Nusa Nan Resah

By , Selasa, 23 April 2013 | 15:37 WIB

DHC Dash 7, pesawat mungil ber­penumpang sekitar 40 orang ini membawa saya keluar dari bentang­an saput awan, mendekati rupa bumi Sulawesi Selatan. Saat sedang ke­asyikan memandangi bentang alam bertatah hijau perbukitan, muncullah pemandangan me­nakjubkan.

Tasik biru pekat terhampar di depan mata, menguarkan kharisma penuh misteri. Bisingnya mesin tak lagi terhiraukan. Napas saya tertahan. Inilah Matano, danau yang lahir empat juta tahun silam.

“Matano memiliki lebih banyak spesies ikan endemik dibandingkan danau lainnya di Sulawesi,” ungkap Lukman, peneliti Limnologi LIPI. “Lihat saja ikan-ikan Thelmaterina, tubuh­nya berwarna-warni, mirip ikan laut. Padahal, ikan danau di tempat lainnya rata-rata berwarna gelap, hitam atau cokelat,” paparnya.

Haryadi Permana, Kepala Pusat Penelitian Geoteknologi LIPI yang setelah itu saya temui di Bandung menjelaskan, Matano adalah danau yang terbentuk akibat pergerakan sesar yang saling bergesekan, hingga detik ini.

“Danau ini seperti disobek dan ambles karena sesarnya bergerak,” ungkapnya sambil meniru per­gerakan sesar dengan kedua lengannya. Bagi­an utara danau bergeser ke kiri, sementara bagi­an selatan bergerak ke kanan sekaligus me­nariknya ke bawah.

“Matano bukanlah danau yang simetris. Di satu sisi, dia memiliki kedalaman hingga 700 meter,” lanjutnya. Titik dasar danau ini bahkan melebihi permukaan laut yang mengelilingi pulau tempatnya ber­semayam.  Layaklah jika Matano mendapat titel danau terdalam keenam di dunia.

Matano hanya sebagian kecil dari daya tarik Pulau Sulawesi yang menjadi magnet bagi para peneliti geologi serta biologi karena karakteristiknya, yang bisa ditelusuri hingga puluhan juta tahun silam. Pada kala Paleosen, sekitar 60 juta tahun yang lalu, sebuah dataran memanjang mulai memecahkan diri dari sisi timur Kalimantan.
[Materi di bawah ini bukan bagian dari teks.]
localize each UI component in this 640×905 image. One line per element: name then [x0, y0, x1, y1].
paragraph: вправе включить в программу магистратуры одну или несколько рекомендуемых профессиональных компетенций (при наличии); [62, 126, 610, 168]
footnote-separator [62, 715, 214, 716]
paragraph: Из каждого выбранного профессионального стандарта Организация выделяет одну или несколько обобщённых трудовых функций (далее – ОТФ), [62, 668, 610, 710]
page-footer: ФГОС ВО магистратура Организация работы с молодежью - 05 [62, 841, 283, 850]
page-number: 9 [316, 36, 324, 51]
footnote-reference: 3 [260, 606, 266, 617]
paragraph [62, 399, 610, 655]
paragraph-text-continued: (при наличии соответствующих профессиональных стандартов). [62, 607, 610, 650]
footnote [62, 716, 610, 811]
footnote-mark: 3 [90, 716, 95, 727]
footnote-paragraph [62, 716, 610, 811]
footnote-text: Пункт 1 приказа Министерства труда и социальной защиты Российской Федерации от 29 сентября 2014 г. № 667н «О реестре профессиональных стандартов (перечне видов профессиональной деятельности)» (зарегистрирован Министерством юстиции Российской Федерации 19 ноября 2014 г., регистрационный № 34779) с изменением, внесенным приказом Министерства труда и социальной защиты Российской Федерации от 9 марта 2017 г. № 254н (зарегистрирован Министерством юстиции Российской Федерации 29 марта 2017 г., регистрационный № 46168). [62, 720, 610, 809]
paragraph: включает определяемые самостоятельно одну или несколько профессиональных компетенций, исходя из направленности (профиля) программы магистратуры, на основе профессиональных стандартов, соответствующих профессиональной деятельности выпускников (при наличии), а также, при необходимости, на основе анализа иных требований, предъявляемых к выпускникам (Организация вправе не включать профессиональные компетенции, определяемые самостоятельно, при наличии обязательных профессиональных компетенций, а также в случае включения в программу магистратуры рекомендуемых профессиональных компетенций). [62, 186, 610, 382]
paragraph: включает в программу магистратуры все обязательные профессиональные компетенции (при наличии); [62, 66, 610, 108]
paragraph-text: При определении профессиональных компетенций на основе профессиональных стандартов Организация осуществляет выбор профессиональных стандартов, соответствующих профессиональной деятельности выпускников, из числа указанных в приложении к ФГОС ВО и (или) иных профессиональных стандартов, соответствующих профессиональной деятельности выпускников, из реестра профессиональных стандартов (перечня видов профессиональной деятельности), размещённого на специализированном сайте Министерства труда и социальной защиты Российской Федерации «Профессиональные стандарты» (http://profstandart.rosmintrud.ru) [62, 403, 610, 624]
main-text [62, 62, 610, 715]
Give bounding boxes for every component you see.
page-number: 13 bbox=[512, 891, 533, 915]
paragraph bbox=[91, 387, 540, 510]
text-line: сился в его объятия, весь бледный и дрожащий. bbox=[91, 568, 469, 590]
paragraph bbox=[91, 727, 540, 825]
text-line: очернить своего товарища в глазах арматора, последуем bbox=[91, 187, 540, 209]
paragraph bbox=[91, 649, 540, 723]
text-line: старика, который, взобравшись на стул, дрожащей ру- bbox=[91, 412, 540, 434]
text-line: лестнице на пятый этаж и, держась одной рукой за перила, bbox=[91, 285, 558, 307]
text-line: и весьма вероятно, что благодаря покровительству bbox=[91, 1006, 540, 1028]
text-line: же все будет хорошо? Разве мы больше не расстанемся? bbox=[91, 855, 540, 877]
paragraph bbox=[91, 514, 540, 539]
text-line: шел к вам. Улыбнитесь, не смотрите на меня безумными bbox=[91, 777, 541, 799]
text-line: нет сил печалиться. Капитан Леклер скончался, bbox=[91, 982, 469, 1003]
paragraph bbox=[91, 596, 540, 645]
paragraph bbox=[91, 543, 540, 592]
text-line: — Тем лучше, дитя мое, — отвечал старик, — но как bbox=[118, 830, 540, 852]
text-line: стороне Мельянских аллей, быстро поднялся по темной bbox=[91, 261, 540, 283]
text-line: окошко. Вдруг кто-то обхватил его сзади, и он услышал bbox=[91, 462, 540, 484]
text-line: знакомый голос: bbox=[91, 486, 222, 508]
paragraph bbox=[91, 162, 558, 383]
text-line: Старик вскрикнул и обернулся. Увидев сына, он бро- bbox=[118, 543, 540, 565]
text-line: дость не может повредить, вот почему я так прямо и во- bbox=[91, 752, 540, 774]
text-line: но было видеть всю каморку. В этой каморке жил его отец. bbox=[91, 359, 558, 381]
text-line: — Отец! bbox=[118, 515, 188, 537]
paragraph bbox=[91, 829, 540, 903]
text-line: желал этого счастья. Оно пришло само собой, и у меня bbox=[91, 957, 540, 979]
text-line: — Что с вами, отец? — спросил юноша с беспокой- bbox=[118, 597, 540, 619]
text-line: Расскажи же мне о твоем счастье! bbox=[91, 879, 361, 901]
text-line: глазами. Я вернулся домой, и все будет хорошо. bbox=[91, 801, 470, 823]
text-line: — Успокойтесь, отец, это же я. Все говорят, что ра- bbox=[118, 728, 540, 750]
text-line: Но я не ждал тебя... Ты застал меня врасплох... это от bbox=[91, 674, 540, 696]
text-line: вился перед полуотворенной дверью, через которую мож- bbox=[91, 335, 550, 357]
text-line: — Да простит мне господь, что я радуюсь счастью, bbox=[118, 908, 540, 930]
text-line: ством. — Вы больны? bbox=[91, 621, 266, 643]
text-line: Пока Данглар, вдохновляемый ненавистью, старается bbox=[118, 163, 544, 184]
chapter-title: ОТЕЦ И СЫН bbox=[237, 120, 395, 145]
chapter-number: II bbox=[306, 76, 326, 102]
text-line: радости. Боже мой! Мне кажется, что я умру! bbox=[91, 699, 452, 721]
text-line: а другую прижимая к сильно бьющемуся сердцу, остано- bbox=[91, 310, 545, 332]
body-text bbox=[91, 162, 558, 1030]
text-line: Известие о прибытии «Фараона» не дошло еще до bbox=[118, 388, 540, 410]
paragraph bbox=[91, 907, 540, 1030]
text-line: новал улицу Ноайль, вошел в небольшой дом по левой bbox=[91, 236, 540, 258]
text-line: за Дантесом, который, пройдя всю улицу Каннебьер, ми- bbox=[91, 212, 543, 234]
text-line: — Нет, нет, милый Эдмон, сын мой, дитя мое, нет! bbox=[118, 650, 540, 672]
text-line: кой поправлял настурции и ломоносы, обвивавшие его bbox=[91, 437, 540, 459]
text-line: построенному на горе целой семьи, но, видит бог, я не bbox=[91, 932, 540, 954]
Kini, bagian itu telah menjelma menjadi se­bagian dari Pulau Sulawesi. Tepatnya Sulawesi terselatan, hingga sekitar Kota Masamba yang berbatasan dengan Sulawesi Tengah.!break!

Jika dari Masamba perjalanan diteruskan ke arah timur hingga tiba di kompleks danau-danau di Malili termasuk Matano, kita telah ber­jalan di atas batuan dengan zona berbeda. Puluhan juta tahun silam, daratan ini muncul dari dalam laut akibat penujaman lempeng bumi di bagian selatan.

Lima belas juta tahun yang lalu, Pulau Buton di tenggara Sulawesi merupakan bagian dari kepala burung Papua, melarikan diri bersama kumpulan pulau yang kita kenal kini dengan nama Kepulauan Banggai, di lengan bawah Provinsi Sulawesi Tengah.

Manado terletak di daratan yang lahir akibat pe­nujaman lempeng di bagian utara garis Khatu­listiwa, dalam kisaran waktu sama dan pernah bersisian dengan Pulau Luzon, Filipina, sekitar 45 juta tahun silam. Hal-hal di atas belumlah cukup untuk me­mapar­kan daftar panjang keunikan lanskap pulau ini.

Hingga kini, Sulawesi masih ber­sengkelit di bawah tekanan lempeng-lempeng raksasa: Eurasia, Indo-Australia, serta Lempeng Pasifik. Belum lagi sesar atau patahan yang meng­gores sekujur tubuhnya.

“Tabrakan sesar menghasilkan pegunungan tinggi, sampai 3.000 meter di atas permukaan laut,” ujar Haryadi. Akibatnya, pulau yang selalu resah ini memiliki bentang alam yang sangat ekstrem, dengan celah serta lembah yang amat dalam dan sempit.